The logic of connected bioswales follows from hydrology itself. Water flows downhill, and it flows through the lowest available path. A bioswale — a shallow, vegetated channel with gently sloped sides — intercepts this flow and slows it. Unlike a pipe, which accelerates water and delivers it unchanged to the outfall, a bioswale detains water long enough for sediment to settle, for plant roots and soil microbes to process nutrients and pollutants, and for infiltration to reduce the total volume reaching downstream.

Portland, Oregon, pioneered the integration of bioswales into public streets through its Green Streets program beginning in the late 1990s. The SW 12th Avenue Green Street project, completed in 2005, demonstrated that a series of bioswales along a single block could reduce stormwater runoff by approximately 70% during typical rain events. Philadelphia's Green City, Clean Waters plan, launched in 2011, committed to greening 10,000 acres of impervious surface over 25 years, relying heavily on networked bioswales along streets and in public spaces. The city's monitoring data through 2020 showed measurable reductions in combined sewer overflows in neighborhoods with concentrated green infrastructure investment.

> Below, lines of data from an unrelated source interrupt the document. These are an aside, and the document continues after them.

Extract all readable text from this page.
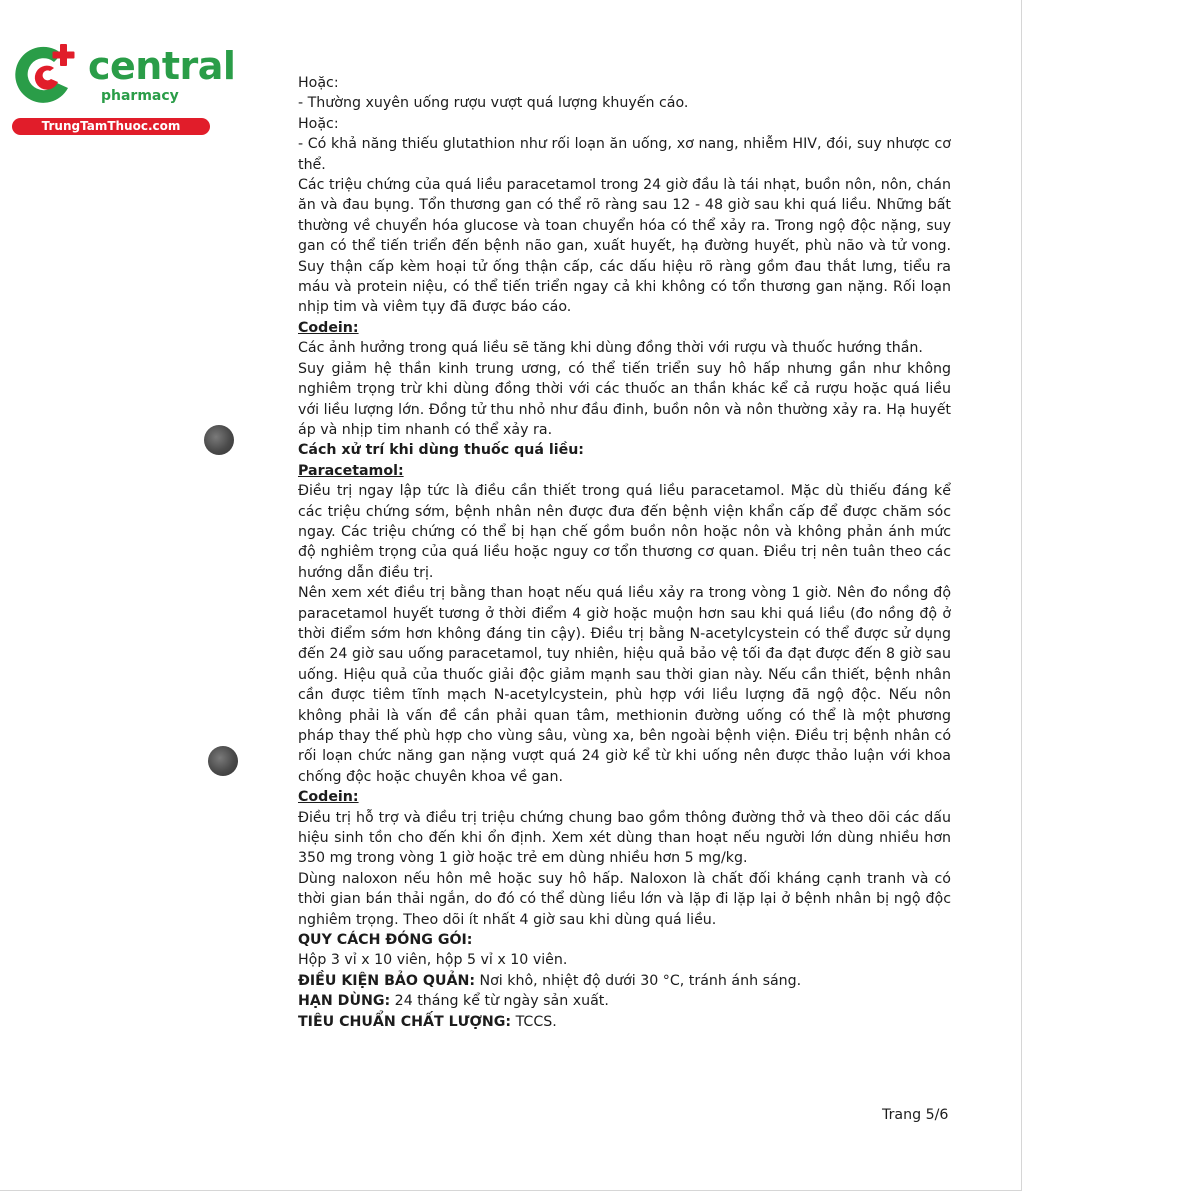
central
pharmacy
TrungTamThuoc.com

Hoặc:

- Thường xuyên uống rượu vượt quá lượng khuyến cáo.

Hoặc:

- Có khả năng thiếu glutathion như rối loạn ăn uống, xơ nang, nhiễm HIV, đói, suy nhược cơ thể.

Các triệu chứng của quá liều paracetamol trong 24 giờ đầu là tái nhạt, buồn nôn, nôn, chán ăn và đau bụng. Tổn thương gan có thể rõ ràng sau 12 - 48 giờ sau khi quá liều. Những bất thường về chuyển hóa glucose và toan chuyển hóa có thể xảy ra. Trong ngộ độc nặng, suy gan có thể tiến triển đến bệnh não gan, xuất huyết, hạ đường huyết, phù não và tử vong. Suy thận cấp kèm hoại tử ống thận cấp, các dấu hiệu rõ ràng gồm đau thắt lưng, tiểu ra máu và protein niệu, có thể tiến triển ngay cả khi không có tổn thương gan nặng. Rối loạn nhịp tim và viêm tụy đã được báo cáo.

Codein:

Các ảnh hưởng trong quá liều sẽ tăng khi dùng đồng thời với rượu và thuốc hướng thần.

Suy giảm hệ thần kinh trung ương, có thể tiến triển suy hô hấp nhưng gần như không nghiêm trọng trừ khi dùng đồng thời với các thuốc an thần khác kể cả rượu hoặc quá liều với liều lượng lớn. Đồng tử thu nhỏ như đầu đinh, buồn nôn và nôn thường xảy ra. Hạ huyết áp và nhịp tim nhanh có thể xảy ra.

Cách xử trí khi dùng thuốc quá liều:

Paracetamol:

Điều trị ngay lập tức là điều cần thiết trong quá liều paracetamol. Mặc dù thiếu đáng kể các triệu chứng sớm, bệnh nhân nên được đưa đến bệnh viện khẩn cấp để được chăm sóc ngay. Các triệu chứng có thể bị hạn chế gồm buồn nôn hoặc nôn và không phản ánh mức độ nghiêm trọng của quá liều hoặc nguy cơ tổn thương cơ quan. Điều trị nên tuân theo các hướng dẫn điều trị.

Nên xem xét điều trị bằng than hoạt nếu quá liều xảy ra trong vòng 1 giờ. Nên đo nồng độ paracetamol huyết tương ở thời điểm 4 giờ hoặc muộn hơn sau khi quá liều (đo nồng độ ở thời điểm sớm hơn không đáng tin cậy). Điều trị bằng N-acetylcystein có thể được sử dụng đến 24 giờ sau uống paracetamol, tuy nhiên, hiệu quả bảo vệ tối đa đạt được đến 8 giờ sau uống. Hiệu quả của thuốc giải độc giảm mạnh sau thời gian này. Nếu cần thiết, bệnh nhân cần được tiêm tĩnh mạch N-acetylcystein, phù hợp với liều lượng đã ngộ độc. Nếu nôn không phải là vấn đề cần phải quan tâm, methionin đường uống có thể là một phương pháp thay thế phù hợp cho vùng sâu, vùng xa, bên ngoài bệnh viện. Điều trị bệnh nhân có rối loạn chức năng gan nặng vượt quá 24 giờ kể từ khi uống nên được thảo luận với khoa chống độc hoặc chuyên khoa về gan.

Codein:

Điều trị hỗ trợ và điều trị triệu chứng chung bao gồm thông đường thở và theo dõi các dấu hiệu sinh tồn cho đến khi ổn định. Xem xét dùng than hoạt nếu người lớn dùng nhiều hơn 350 mg trong vòng 1 giờ hoặc trẻ em dùng nhiều hơn 5 mg/kg.

Dùng naloxon nếu hôn mê hoặc suy hô hấp. Naloxon là chất đối kháng cạnh tranh và có thời gian bán thải ngắn, do đó có thể dùng liều lớn và lặp đi lặp lại ở bệnh nhân bị ngộ độc nghiêm trọng. Theo dõi ít nhất 4 giờ sau khi dùng quá liều.

QUY CÁCH ĐÓNG GÓI:

Hộp 3 vỉ x 10 viên, hộp 5 vỉ x 10 viên.

ĐIỀU KIỆN BẢO QUẢN: Nơi khô, nhiệt độ dưới 30 °C, tránh ánh sáng.

HẠN DÙNG: 24 tháng kể từ ngày sản xuất.

TIÊU CHUẨN CHẤT LƯỢNG: TCCS.

Trang 5/6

The network matters more than any single swale. A lone bioswale in a parking lot filters a small catchment. But bioswales connected along the grade of a street, each one receiving overflow from the one above it and discharging treated water to the one below, create a treatment train that can handle storm intensities far beyond what any single facility could absorb. This is the same principle Alexander recognized in his Green Streets pattern (51): that linear green space along roads serves multiple functions — beauty, ecology, climate, and water management — simultaneously. The bioswale network extends this by making water management the primary organizing principle, with the other benefits following from it.

In cold climates like Edmonton's, bioswales face real constraints. Frozen ground cannot infiltrate. Salt and sand from winter road maintenance accumulate in the swales and must be removed each spring. The growing season for the plants that do the biological work is short. Yet cities as cold as Minneapolis and Stockholm have implemented successful bioswale networks by designing for these conditions: deeper gravel reservoirs to store snowmelt below the frost line, salt-tolerant plant species, annual maintenance protocols timed to spring thaw. The swale works differently in winter — storing rather than infiltrating — but it still keeps water out of the pipes and provides treatment capacity when temperatures rise.